6) Les Intimées sont-elles responsables des préjudices subis par les membres du Groupe en vertu de la Loi sur la concurrence?
7) La requérante et les membres du Groupe ont-ils droit à des dommages punitifs?
[4] Quant aux conclusions recherchées qui s'y rattachent, le Tribunal les identifie comme suit :
- ACCUEILLIR la requête de la requérante;
- ACCUEILLIR le recours collectif pour tous les membres du Groupe;
- CONDAMNER les Intimées Bell Canada et Bell ExpressVu société en commandite à payer à la requérante ainsi qu'à chaque membre du Groupe un dollar, sauf à parfaire, à titre de dommages-intérêts pour les sommes payées en trop, avec intérêts et l'indemnité additionnelle à compter de la date du paiement de ces sommes, et ORDONNER le recouvrement collectif de ces sommes;
- CONDAMNER les Intimées Bell Canada et Bell ExpressVu société en commandite à payer à la requérante ainsi qu'à chaque membre du Groupe cent dollars à titre de dommages-intérêts pour troubles et inconvénients, avec intérêts et l'indemnité additionnelle à compter de l'institution du présent recours, et ORDONNER le recouvrement collectif de ces sommes;
- CONDAMNER les Intimées Bell Canada et Bell ExpressVu société en commandite à payer à la requérante ainsi qu'à chaque membre du Groupe mille dollars à titre de dommages exemplaires, avec intérêts et l'indemnité additionnelle à compter du jugement à être prononcé, et ORDONNER le recouvrement collectif de ces sommes;
- AVEC DÉPENS, y compris les frais d'expertise et les frais de publication des avis aux membres.
[5] Entre-temps, le 12 mai 2014, Mme Charbonneau Daneau fait cession de ses biens, ce dont elle informe ses avocats le 29 août qui le 2 septembre en avisent à leur tour le Tribunal et les avocats des intimées.

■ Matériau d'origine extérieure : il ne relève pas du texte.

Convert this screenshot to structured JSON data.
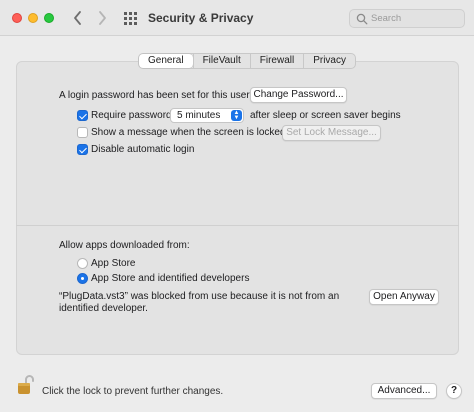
{
  "window": {
    "title": "Security & Privacy",
    "search_placeholder": "Search"
  },
  "tabs": [
    {
      "label": "General",
      "active": true
    },
    {
      "label": "FileVault",
      "active": false
    },
    {
      "label": "Firewall",
      "active": false
    },
    {
      "label": "Privacy",
      "active": false
    }
  ],
  "general": {
    "login_password_text": "A login password has been set for this user",
    "change_password_button": "Change Password...",
    "require_password_label": "Require password",
    "require_password_checked": true,
    "require_password_delay": "5 minutes",
    "require_password_suffix": "after sleep or screen saver begins",
    "show_message_label": "Show a message when the screen is locked",
    "show_message_checked": false,
    "set_lock_message_button": "Set Lock Message...",
    "disable_auto_login_label": "Disable automatic login",
    "disable_auto_login_checked": true
  },
  "downloads": {
    "heading": "Allow apps downloaded from:",
    "option_app_store": "App Store",
    "option_app_store_identified": "App Store and identified developers",
    "selected": "App Store and identified developers",
    "blocked_message_line1": "“PlugData.vst3” was blocked from use because it is not from an",
    "blocked_message_line2": "identified developer.",
    "open_anyway_button": "Open Anyway"
  },
  "footer": {
    "lock_text": "Click the lock to prevent further changes.",
    "advanced_button": "Advanced...",
    "help_button": "?"
  },
  "icons": {
    "back": "chevron-left-icon",
    "forward": "chevron-right-icon",
    "grid": "grid-icon",
    "search": "search-icon",
    "lock": "lock-open-icon"
  },
  "colors": {
    "accent": "#1a73e8",
    "close": "#fe5f57",
    "minimize": "#febc2e",
    "zoom": "#28c840",
    "lock": "#c9922f"
  }
}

[6] Le 17 septembre, les intimées signifient une requête en rétractation de jugement. Pour l'essentiel, elles demandent au Tribunal de rendre le jugement qu'il aurait prononcé s'il avait eu connaissance de la cession de biens de Mme Charbonneau Daneau et de sa non-libération. Elles soutiennent que celle-ci ayant perdu l'intérêt et la capacité d'ester en justice en raison de sa faillite, le Tribunal aurait conclu qu'elle n'a pas l'intérêt juridique requis pour agir comme représentante dans un recours collectif. Et puisque le Tribunal a également écarté le requérant Michael Hornbrook, il aurait rejeté la requête pour autorisation. Ainsi, le jugement du 9 juin se trouverait vicié, d'où la nécessité de le rétracter.
[7] Le 21 novembre, Mme Charbonneau Daneau et Mme Aline Perron signifient leur requête. Elles recherchent la confirmation du statut de représentante de la première, et subsidiairement, l'attribution de ce rôle à la seconde. En substance, elles font valoir que malgré la saisine du syndic, Mme Charbonneau Daneau n'a perdu ni ses droits patrimoniaux (droit d'action pour sommes payées en trop) ni ses droits extrapatrimoniaux (dommages-intérêts pour troubles et inconvénients de 100 $ et punitifs de 1 000 $), non plus que la capacité de les exercer. Quant à Mme Perron, les requérantes plaident que si nécessaire elle peut s'adjoindre comme représentante puisqu'elle satisfait aux critères d'attribution de ce statut.
[8] Mesdames Charbonneau Daneau et Perron ne contestent pas la conclusion de la requête des intimées visant la rétractation du jugement du 9 juin 2014, s'en remettant à la décision du Tribunal. Cependant, elles s'opposent au rejet de la requête en autorisation d'exercer un recours collectif.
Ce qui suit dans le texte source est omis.